Some Murderers I Have Known
This is the first in a series:
I don’t know what pushed her over the very sharp edge of murder. I never got up the nerve to ask, and no one ever volunteered. It was sometime in the late 1970s.I don’t remember exactly when; but I was off at Youth Camp with the church, so it had to be after 1976, and it couldn’t have been much after 1980. When I got home from camp, there were interesting tales in the Parker house about the night when 8 billion cops showed up at the house across the street, along with an ambulance or two. A conference of neighbors and a quick check with the newspapers revealed that the lady across the street had shot her husband, and done quite a good job of it. He was not just merely dead; but, really, quite sincerely dead.
She had then shot herself in the right temple, and hadn’t done quite as good a job. When the paramedics arrived, she was only mostly dead; and, as Billy Crystal can tell you, mostly dead is still partly alive.

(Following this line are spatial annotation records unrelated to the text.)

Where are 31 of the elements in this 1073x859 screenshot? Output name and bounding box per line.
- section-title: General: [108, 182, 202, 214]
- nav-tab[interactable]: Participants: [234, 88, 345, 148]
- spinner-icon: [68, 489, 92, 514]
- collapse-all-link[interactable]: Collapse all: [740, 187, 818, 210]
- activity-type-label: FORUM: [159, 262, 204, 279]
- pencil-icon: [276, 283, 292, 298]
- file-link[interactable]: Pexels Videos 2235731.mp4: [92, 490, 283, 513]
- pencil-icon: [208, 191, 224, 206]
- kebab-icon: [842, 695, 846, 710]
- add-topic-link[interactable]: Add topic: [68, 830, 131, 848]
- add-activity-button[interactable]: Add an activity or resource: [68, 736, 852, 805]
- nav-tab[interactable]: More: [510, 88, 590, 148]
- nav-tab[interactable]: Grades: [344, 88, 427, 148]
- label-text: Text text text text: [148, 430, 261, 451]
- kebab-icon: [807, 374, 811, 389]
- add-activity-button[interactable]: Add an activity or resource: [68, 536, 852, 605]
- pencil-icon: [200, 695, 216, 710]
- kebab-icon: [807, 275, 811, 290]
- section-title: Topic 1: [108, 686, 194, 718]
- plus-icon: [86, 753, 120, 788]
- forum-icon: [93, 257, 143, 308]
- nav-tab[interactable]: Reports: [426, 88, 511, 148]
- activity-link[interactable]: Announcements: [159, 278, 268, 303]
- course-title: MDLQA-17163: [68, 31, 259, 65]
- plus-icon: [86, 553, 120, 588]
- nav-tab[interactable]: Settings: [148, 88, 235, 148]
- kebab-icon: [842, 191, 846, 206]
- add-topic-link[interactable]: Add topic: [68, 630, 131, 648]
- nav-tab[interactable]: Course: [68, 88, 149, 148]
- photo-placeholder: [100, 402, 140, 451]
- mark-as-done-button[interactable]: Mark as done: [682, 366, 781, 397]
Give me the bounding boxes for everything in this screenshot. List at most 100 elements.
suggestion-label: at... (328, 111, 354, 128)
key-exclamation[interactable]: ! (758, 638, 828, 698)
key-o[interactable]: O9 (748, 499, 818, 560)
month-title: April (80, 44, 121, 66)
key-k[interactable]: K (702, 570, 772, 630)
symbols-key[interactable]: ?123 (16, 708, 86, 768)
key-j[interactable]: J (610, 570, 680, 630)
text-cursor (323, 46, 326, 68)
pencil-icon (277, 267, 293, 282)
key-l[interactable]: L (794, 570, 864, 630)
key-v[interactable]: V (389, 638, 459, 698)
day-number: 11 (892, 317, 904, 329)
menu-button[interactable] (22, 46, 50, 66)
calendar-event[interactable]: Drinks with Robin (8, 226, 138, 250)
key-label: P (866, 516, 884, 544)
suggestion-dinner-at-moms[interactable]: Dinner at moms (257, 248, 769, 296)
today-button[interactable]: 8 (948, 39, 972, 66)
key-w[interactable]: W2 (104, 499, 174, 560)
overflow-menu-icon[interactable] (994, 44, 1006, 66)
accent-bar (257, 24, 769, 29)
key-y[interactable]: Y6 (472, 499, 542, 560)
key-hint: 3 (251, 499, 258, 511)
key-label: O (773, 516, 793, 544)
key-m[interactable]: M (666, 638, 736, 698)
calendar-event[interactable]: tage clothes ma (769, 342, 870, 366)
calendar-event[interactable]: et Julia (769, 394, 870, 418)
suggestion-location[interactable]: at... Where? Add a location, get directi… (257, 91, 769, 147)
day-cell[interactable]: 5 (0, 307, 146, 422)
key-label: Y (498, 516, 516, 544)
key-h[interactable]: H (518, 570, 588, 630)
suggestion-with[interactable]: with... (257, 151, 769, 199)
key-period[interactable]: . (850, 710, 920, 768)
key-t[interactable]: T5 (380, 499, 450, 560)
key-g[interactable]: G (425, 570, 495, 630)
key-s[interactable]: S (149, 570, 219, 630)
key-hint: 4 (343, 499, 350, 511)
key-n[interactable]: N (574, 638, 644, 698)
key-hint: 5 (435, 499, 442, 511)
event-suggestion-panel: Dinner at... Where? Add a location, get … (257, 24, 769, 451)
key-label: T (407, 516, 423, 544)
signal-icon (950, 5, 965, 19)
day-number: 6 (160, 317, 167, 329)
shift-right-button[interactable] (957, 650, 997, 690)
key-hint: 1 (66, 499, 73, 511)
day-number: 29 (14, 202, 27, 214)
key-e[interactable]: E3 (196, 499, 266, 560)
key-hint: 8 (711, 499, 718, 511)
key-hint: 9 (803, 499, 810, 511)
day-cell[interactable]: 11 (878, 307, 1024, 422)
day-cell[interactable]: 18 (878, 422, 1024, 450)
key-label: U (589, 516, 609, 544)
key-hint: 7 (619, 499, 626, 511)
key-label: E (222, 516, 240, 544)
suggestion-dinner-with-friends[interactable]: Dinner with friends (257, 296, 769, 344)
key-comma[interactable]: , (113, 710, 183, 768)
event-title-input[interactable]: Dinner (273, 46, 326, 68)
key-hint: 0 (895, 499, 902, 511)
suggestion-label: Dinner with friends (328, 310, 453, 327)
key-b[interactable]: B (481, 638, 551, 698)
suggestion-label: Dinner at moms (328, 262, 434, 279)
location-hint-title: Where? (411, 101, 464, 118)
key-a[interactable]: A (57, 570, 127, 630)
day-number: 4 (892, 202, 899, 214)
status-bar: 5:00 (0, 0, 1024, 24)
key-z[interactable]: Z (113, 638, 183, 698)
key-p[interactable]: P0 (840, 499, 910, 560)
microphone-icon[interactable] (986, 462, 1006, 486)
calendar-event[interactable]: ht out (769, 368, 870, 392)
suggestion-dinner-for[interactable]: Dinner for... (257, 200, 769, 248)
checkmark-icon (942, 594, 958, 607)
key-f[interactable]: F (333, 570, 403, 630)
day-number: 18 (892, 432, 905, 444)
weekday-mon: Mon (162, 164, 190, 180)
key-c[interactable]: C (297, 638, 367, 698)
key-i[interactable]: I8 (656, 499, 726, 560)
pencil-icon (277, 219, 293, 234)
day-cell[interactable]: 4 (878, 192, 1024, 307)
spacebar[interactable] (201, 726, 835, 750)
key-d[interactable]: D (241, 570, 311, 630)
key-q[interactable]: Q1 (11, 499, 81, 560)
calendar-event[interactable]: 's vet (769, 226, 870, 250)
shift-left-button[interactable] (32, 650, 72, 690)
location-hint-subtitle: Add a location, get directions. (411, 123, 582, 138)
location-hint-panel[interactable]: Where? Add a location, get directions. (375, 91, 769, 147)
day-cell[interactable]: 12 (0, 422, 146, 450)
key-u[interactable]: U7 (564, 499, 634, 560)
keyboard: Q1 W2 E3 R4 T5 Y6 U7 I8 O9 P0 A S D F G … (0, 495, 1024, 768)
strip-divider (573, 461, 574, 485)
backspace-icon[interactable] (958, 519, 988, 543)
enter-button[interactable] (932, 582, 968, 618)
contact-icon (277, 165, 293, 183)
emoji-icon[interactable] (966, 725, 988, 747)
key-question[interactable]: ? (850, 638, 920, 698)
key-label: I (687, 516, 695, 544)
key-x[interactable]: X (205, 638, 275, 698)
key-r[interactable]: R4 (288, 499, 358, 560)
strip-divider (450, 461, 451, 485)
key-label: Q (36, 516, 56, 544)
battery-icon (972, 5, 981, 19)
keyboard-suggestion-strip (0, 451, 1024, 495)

The EMTs and the nurses and the doctors must have done a deal with Miracle Max because she did survive the attempted suicide, although she looked like a stroke victim. The right side of her face drooped. She had trouble talking clearly, and she had to walk with a cane.
I’ve no idea what the legalities were; but, somehow or other, she got out of jail within just a year or two. One day a lady in her 30s (early 40s? Teenagers stink at estimating age) knocked on my door to ask if I could cut “Muther’s” grass. I spell it like that because she pronounced it like that. It is now 40 years gone, but I remember that the way she pronounced “Muther” bothered me a great deal more than cutting grass for a murderess did.
I cut the grass that summer, but I doubt that I made them very happy. I ran over a tree stump and tore up the lawn mower within just a few weeks of beginning. The son fixed it, and I went on about my job; but I don’t remember that being a long-term situation, probably because of how great I am at cutting grass.
I spent very little time with the old lady herself. She would occasionally call me into the house to give me something to drink, or to pay me for cutting the grass. The first few times I talked to her, I was waiting for her to do something murderess-like, such as grow a new head, or sprout fangs; but she never did, and I relaxed. She was consistently a sweet, reserved, little, old lady of the kind you can find at any church on any Sunday in the South. Her manners were impeccable, and she was never anything but gracious and welcoming.
I never saw her wear anything other than a pink house robe and slippers, so I got the feeling that she never changed into real clothes. I am pretty sure that she never went out of the house, except when her daughter took “Muther” to the doctor. She locked herself into the house where she had murdered her husband, and had tried to murder herself. Whatever the legalities, she served a life term of imprisonment in that house, with only memories as her cell mates.
P.S. At this time, we lived on Sparkman Drive, just at the foot of the big hill, about a half-mile from Blue Spring Rd.